Yes, most people want the huge mansion on 64,000 acres. People want hot and cold running servants and manna from heaven, too, but very few people get it. But there are reasons things like that are beyond the means of the average person, particularly in high demand urban areas where all the jobs are. Most of us have budgets that won't stretch to any of the above, and we're better off understanding this fact from the get go. As real estate agents and loan officers, it's part of that fiduciary duty we learn about getting licensed to make them aware of these facts as they pertain to real estate and mortgage loans, not encourage them to stretch beyond their means for a property and a loan they can't really afford.
During the era of make-believe loans, it became possible to pretend that somebody could afford a bigger, more expensive home than they really could. Many alleged professionals, both agent and loan officer, became aware that they could make the easy sale and a much higher commission check by fudging a number here and a key fact there. They made quite a good living by doing so, rationalizing that if they didn't, somebody else would. Those agents and loan officers who stayed on the right side of things lost a lot of business to people who didn't. And it's always possible to talk a bigger better deal, and the last few years have taught those of us who don't how to deal with those miscreants. But whether you believe in karma or not, stuff like that will come back around to bite you. It's one of those laws of economics that can't be repealed by the legislature. One way or another, their time of reckoning is coming. We all know what happens to those hogs at the trough.

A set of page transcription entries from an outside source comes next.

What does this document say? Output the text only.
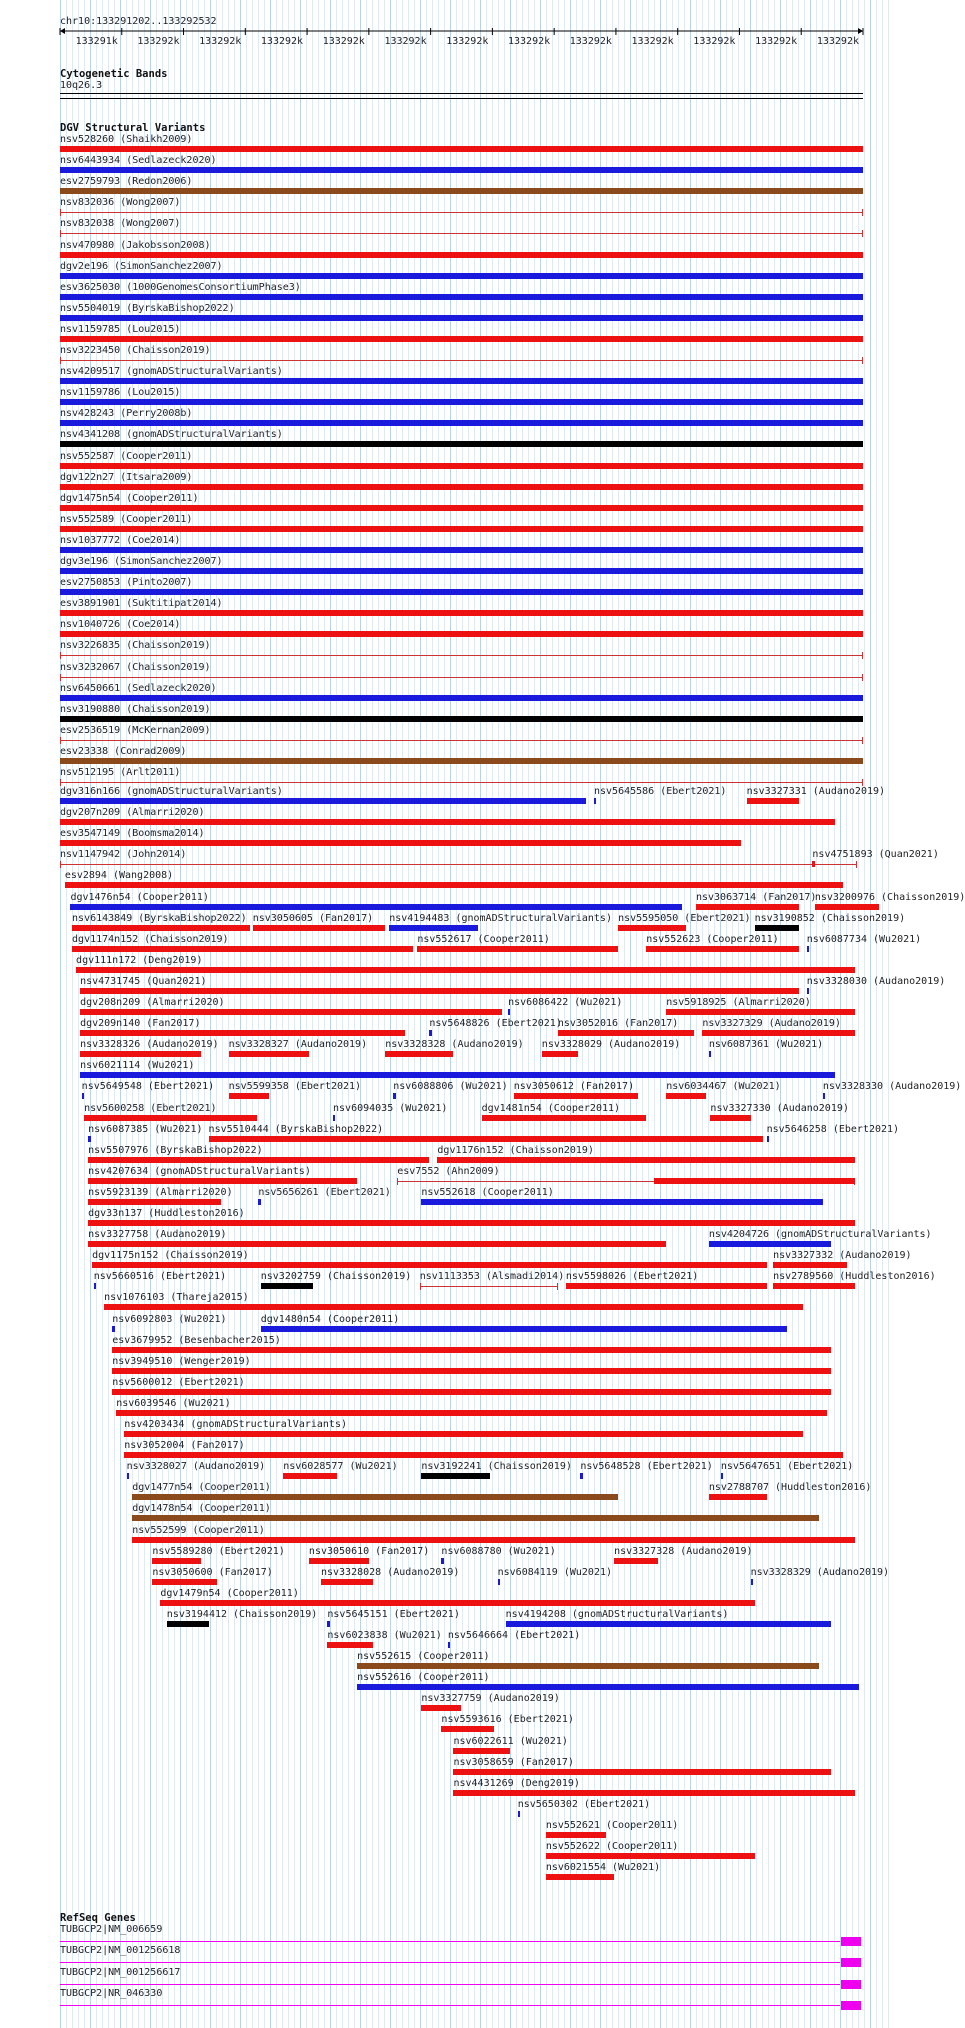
chr10:133291202..133292532
133291k 133292k 133292k 133292k 133292k 133292k 133292k 133292k 133292k 133292k 133292k 133292k 133292k
Cytogenetic Bands
10q26.3
DGV Structural Variants
nsv528260 (Shaikh2009)
nsv6443934 (Sedlazeck2020)
esv2759793 (Redon2006)
nsv832036 (Wong2007)
nsv832038 (Wong2007)
nsv470980 (Jakobsson2008)
dgv2e196 (SimonSanchez2007)
esv3625030 (1000GenomesConsortiumPhase3)
nsv5504019 (ByrskaBishop2022)
nsv1159785 (Lou2015)
nsv3223450 (Chaisson2019)
nsv4209517 (gnomADStructuralVariants)
nsv1159786 (Lou2015)
nsv428243 (Perry2008b)
nsv4341208 (gnomADStructuralVariants)
nsv552587 (Cooper2011)
dgv122n27 (Itsara2009)
dgv1475n54 (Cooper2011)
nsv552589 (Cooper2011)
nsv1037772 (Coe2014)
dgv3e196 (SimonSanchez2007)
esv2750853 (Pinto2007)
esv3891901 (Suktitipat2014)
nsv1040726 (Coe2014)
nsv3226835 (Chaisson2019)
nsv3232067 (Chaisson2019)
nsv6450661 (Sedlazeck2020)
nsv3190880 (Chaisson2019)
esv2536519 (McKernan2009)
esv23338 (Conrad2009)
nsv512195 (Arlt2011)
dgv316n166 (gnomADStructuralVariants)	nsv5645586 (Ebert2021) nsv3327331 (Audano2019)
dgv207n209 (Almarri2020)
esv3547149 (Boomsma2014)
nsv1147942 (John2014)	nsv4751893 (Quan2021)
esv2894 (Wang2008)
dgv1476n54 (Cooper2011)	nsv3063714 (Fan2017)
nsv3200976 (Chaisson2019)
nsv6143849 (ByrskaBishop2022) nsv3050605 (Fan2017) nsv4194483 (gnomADStructuralVariants) nsv5595050 (Ebert2021) nsv3190852 (Chaisson2019)
dgv1174n152 (Chaisson2019)	nsv552617 (Cooper2011)	nsv552623 (Cooper2011)	nsv6087734 (Wu2021)
dgv111n172 (Deng2019)
nsv4731745 (Quan2021)	nsv3328030 (Audano2019)
dgv208n209 (Almarri2020)	nsv6086422 (Wu2021)	nsv5918925 (Almarri2020)
dgv209n140 (Fan2017)	nsv5648826 (Ebert2021)
nsv3052016 (Fan2017) nsv3327329 (Audano2019)
nsv3328326 (Audano2019) nsv3328327 (Audano2019) nsv3328328 (Audano2019) nsv3328029 (Audano2019)	nsv6087361 (Wu2021)
nsv6021114 (Wu2021)
nsv5649548 (Ebert2021) nsv5599358 (Ebert2021)	nsv6088806 (Wu2021) nsv3050612 (Fan2017)	nsv6034467 (Wu2021)	nsv3328330 (Audano2019)
nsv5600258 (Ebert2021)	nsv6094035 (Wu2021)	dgv1481n54 (Cooper2011)	nsv3327330 (Audano2019)
nsv6087385 (Wu2021) nsv5510444 (ByrskaBishop2022)	nsv5646258 (Ebert2021)
nsv5507976 (ByrskaBishop2022)	dgv1176n152 (Chaisson2019)
nsv4207634 (gnomADStructuralVariants)	esv7552 (Ahn2009)
nsv5923139 (Almarri2020)	nsv5656261 (Ebert2021)	nsv552618 (Cooper2011)
dgv33n137 (Huddleston2016)
nsv3327758 (Audano2019)	nsv4204726 (gnomADStructuralVariants)
dgv1175n152 (Chaisson2019)	nsv3327332 (Audano2019)
nsv5660516 (Ebert2021)	nsv3202759 (Chaisson2019) nsv1113353 (Alsmadi2014) nsv5598026 (Ebert2021)	nsv2789560 (Huddleston2016)
nsv1076103 (Thareja2015)
nsv6092803 (Wu2021)	dgv1480n54 (Cooper2011)
esv3679952 (Besenbacher2015)
nsv3949510 (Wenger2019)
nsv5600012 (Ebert2021)
nsv6039546 (Wu2021)
nsv4203434 (gnomADStructuralVariants)
nsv3052004 (Fan2017)
nsv3328027 (Audano2019) nsv6028577 (Wu2021) nsv3192241 (Chaisson2019) nsv5648528 (Ebert2021) nsv5647651 (Ebert2021)
dgv1477n54 (Cooper2011)	nsv2788707 (Huddleston2016)
dgv1478n54 (Cooper2011)
nsv552599 (Cooper2011)
nsv5589280 (Ebert2021) nsv3050610 (Fan2017) nsv6088780 (Wu2021)	nsv3327328 (Audano2019)
nsv3050600 (Fan2017)	nsv3328028 (Audano2019)	nsv6084119 (Wu2021)	nsv3328329 (Audano2019)
dgv1479n54 (Cooper2011)
nsv3194412 (Chaisson2019) nsv5645151 (Ebert2021)	nsv4194208 (gnomADStructuralVariants)
nsv6023838 (Wu2021) nsv5646664 (Ebert2021)
nsv552615 (Cooper2011)
nsv552616 (Cooper2011)
nsv3327759 (Audano2019)
nsv5593616 (Ebert2021)
nsv6022611 (Wu2021)
nsv3058659 (Fan2017)
nsv4431269 (Deng2019)
nsv5650302 (Ebert2021)
nsv552621 (Cooper2011)
nsv552622 (Cooper2011)
nsv6021554 (Wu2021)
RefSeq Genes
TUBGCP2|NM_006659
TUBGCP2|NM_001256618
TUBGCP2|NM_001256617
TUBGCP2|NR_046330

So it's not "back to basics." Basics have always been there. Basics has always been the way to make the clients happy, not only on move-in day, but for the rest of their lives - long after the neighbor who didn't pay attention to basics has lost their home and their financial future to the foreclosure process. Basics, and explaining how they benefit the client, is how you build a real book of business, instead of one-time scores that are going to have you fighting lawsuits from jail. This has never changed, and it never will. Basics are the world we all live in, and when you understand them, you understand why.